So as the title suggests, we have an nxn matrix with the coefficients on the anti-diagonal as 1 and all others 0.
I've been trying to use the Laplace expansion on the 1st column:
$$det(A) = \sum_{i=1}^{n}(-1)^{i+1}\cdot a_{i1} \cdot det(A_{i1})$$
So the first term looks like:
$$det(A) =(-1)^{n+1} \cdot{det(A_{n1})}$$
Because only the last term in the expansion is nonzero.
Then using the expansion on this det:
$$det(A_{n1})= (-1)^{n}\cdot det(A_{(n-1)1}) $$
So:
$$det(A) = (-1)^{2n+1}\cdot det(A_{(n-1)1})$$
But then, wouldn't $A_{(n-1)1}$ be a matrix with all zeros in the first columns, and so the determinant of this matrix would be zero, and then $det(A) = 0 $
I don't feel like this is correct.
If anyone can show me the correct way to use the expansion for this matrix, that would be appreciated.
Apply the rule that says that swapping two columns (or two rows) changes the sign.

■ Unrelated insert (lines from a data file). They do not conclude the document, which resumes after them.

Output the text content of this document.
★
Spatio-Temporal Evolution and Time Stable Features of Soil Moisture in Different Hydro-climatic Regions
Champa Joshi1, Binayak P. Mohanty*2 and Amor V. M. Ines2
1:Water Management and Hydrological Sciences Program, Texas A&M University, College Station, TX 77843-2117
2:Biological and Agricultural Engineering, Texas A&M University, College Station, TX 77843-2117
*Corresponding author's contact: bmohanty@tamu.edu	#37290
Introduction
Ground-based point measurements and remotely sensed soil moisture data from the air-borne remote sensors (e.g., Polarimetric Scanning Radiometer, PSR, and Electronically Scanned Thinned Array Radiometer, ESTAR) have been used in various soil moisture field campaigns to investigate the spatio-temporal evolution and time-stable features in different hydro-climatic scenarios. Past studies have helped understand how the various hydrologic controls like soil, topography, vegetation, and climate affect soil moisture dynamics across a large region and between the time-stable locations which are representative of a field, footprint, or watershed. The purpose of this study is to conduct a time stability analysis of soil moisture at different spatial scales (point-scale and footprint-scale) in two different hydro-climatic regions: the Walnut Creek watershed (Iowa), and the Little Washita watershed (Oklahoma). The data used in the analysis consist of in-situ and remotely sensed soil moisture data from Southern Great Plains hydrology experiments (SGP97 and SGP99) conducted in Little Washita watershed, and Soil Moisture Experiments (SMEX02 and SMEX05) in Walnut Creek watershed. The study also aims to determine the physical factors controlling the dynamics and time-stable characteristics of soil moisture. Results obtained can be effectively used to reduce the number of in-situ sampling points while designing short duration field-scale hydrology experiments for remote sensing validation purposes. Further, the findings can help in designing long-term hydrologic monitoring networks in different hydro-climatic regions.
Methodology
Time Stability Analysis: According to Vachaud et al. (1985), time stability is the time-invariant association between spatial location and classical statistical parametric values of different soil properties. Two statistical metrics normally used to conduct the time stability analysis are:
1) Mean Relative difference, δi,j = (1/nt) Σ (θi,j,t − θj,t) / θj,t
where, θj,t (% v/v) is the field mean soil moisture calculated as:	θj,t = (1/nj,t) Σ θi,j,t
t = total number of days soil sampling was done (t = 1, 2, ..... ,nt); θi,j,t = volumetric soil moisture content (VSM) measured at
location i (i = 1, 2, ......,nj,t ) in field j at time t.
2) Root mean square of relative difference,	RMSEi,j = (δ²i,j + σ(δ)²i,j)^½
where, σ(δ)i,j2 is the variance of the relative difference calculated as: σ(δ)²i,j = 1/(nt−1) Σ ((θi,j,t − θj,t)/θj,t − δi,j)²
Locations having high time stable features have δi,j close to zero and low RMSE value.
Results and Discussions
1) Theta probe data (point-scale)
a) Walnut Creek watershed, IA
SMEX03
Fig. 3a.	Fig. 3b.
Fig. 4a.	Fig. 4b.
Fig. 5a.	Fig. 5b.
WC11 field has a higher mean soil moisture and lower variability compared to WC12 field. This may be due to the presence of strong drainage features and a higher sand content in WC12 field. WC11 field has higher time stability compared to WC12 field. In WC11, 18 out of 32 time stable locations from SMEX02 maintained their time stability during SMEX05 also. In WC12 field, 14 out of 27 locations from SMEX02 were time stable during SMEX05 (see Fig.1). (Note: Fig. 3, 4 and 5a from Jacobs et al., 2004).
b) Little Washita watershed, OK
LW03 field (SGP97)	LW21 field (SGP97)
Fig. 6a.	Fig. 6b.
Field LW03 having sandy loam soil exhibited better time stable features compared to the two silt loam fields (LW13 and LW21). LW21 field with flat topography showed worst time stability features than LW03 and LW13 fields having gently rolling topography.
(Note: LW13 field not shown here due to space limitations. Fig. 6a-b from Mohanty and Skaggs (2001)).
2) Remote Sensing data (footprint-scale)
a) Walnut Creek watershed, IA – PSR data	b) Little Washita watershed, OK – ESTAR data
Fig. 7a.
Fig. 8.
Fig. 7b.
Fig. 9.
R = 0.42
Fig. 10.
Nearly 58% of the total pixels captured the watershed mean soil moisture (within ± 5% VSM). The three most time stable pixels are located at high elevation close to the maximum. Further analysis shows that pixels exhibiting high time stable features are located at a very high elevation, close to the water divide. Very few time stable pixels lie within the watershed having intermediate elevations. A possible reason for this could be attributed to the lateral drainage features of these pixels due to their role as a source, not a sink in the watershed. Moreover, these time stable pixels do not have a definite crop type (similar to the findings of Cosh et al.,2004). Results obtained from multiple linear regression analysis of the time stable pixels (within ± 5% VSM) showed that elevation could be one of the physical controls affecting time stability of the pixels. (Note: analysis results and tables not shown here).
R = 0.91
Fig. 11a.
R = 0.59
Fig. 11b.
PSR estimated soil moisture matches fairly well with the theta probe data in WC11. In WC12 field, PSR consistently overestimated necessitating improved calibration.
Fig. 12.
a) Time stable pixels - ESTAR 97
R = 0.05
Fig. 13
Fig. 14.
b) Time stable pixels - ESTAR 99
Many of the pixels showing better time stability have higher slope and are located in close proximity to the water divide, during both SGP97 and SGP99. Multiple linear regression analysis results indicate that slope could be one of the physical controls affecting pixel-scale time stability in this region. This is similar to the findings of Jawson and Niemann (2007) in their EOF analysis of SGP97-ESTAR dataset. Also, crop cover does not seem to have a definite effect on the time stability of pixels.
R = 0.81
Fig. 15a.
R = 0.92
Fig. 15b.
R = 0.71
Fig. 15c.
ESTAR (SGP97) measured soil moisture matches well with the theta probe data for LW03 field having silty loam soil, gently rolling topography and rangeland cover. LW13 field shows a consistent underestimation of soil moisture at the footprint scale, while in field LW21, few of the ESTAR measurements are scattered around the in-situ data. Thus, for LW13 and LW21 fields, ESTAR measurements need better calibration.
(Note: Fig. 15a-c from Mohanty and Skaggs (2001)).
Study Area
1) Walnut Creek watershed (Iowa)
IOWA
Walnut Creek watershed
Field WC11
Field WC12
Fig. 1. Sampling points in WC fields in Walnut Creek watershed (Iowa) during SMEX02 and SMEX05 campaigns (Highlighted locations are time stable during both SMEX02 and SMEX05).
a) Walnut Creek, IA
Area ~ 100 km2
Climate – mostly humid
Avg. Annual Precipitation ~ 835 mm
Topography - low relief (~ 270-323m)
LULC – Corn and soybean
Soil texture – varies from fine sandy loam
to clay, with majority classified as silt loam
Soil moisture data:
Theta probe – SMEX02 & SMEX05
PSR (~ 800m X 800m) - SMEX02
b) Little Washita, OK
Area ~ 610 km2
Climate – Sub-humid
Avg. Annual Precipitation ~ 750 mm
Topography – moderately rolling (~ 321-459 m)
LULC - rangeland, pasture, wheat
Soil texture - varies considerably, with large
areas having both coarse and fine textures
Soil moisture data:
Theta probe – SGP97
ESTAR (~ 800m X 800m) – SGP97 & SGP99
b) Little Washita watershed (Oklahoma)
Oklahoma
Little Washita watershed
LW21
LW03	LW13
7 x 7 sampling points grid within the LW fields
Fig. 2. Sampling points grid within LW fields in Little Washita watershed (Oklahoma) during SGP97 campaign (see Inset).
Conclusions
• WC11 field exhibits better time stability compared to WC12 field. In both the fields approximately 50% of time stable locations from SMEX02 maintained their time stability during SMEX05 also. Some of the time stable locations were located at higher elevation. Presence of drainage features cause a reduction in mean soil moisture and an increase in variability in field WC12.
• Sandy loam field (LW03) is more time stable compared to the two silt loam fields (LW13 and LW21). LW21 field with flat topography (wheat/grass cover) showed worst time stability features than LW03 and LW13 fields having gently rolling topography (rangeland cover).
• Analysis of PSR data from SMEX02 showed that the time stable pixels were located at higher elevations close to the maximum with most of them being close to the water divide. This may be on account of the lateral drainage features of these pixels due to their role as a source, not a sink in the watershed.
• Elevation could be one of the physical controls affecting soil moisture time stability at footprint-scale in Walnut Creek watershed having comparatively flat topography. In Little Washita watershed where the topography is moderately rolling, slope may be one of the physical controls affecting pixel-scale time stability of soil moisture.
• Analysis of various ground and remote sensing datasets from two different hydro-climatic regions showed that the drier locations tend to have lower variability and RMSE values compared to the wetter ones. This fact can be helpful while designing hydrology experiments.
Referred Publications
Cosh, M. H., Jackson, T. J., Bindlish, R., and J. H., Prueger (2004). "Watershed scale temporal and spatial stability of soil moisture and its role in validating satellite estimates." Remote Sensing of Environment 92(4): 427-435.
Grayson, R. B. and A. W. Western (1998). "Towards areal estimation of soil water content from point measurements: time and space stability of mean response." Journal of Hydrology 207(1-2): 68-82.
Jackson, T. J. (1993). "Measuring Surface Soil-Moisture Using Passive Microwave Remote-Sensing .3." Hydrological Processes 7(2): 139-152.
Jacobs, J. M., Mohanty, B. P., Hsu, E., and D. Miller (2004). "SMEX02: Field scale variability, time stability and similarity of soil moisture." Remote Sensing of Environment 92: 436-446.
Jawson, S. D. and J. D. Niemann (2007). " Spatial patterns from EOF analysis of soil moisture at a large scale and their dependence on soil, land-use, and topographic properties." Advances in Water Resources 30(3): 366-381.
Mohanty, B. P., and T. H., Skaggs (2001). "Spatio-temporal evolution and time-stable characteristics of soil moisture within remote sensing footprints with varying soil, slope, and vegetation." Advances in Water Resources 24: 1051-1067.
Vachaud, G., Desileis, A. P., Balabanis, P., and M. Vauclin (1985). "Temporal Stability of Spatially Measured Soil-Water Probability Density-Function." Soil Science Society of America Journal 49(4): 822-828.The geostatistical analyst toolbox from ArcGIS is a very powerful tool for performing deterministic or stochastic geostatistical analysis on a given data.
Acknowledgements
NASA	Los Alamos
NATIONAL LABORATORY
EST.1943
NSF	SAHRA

Then it is easy to deduct that the determinant for a $n \times n$ "exchange matrix" is $ \left( { - 1} \right)^{ \,\left\lceil {{{n - 1} \over 2}} \right\rceil } $
So $n=1$ no swap, $n=2$ one swap, $n=3$ one swap ( 1st with 3rd returns I), $n=4$ two swaps (1-4,2-3), etc.
If $n$ is even you exchange each couple $(1,n), (2,n-1),\cdots$, if $n$ is odd the central column remains fixed: no of exchanges $\left\lfloor{n/2}\right\rfloor = \left\lceil {(n-1)/2 }\right\rceil$.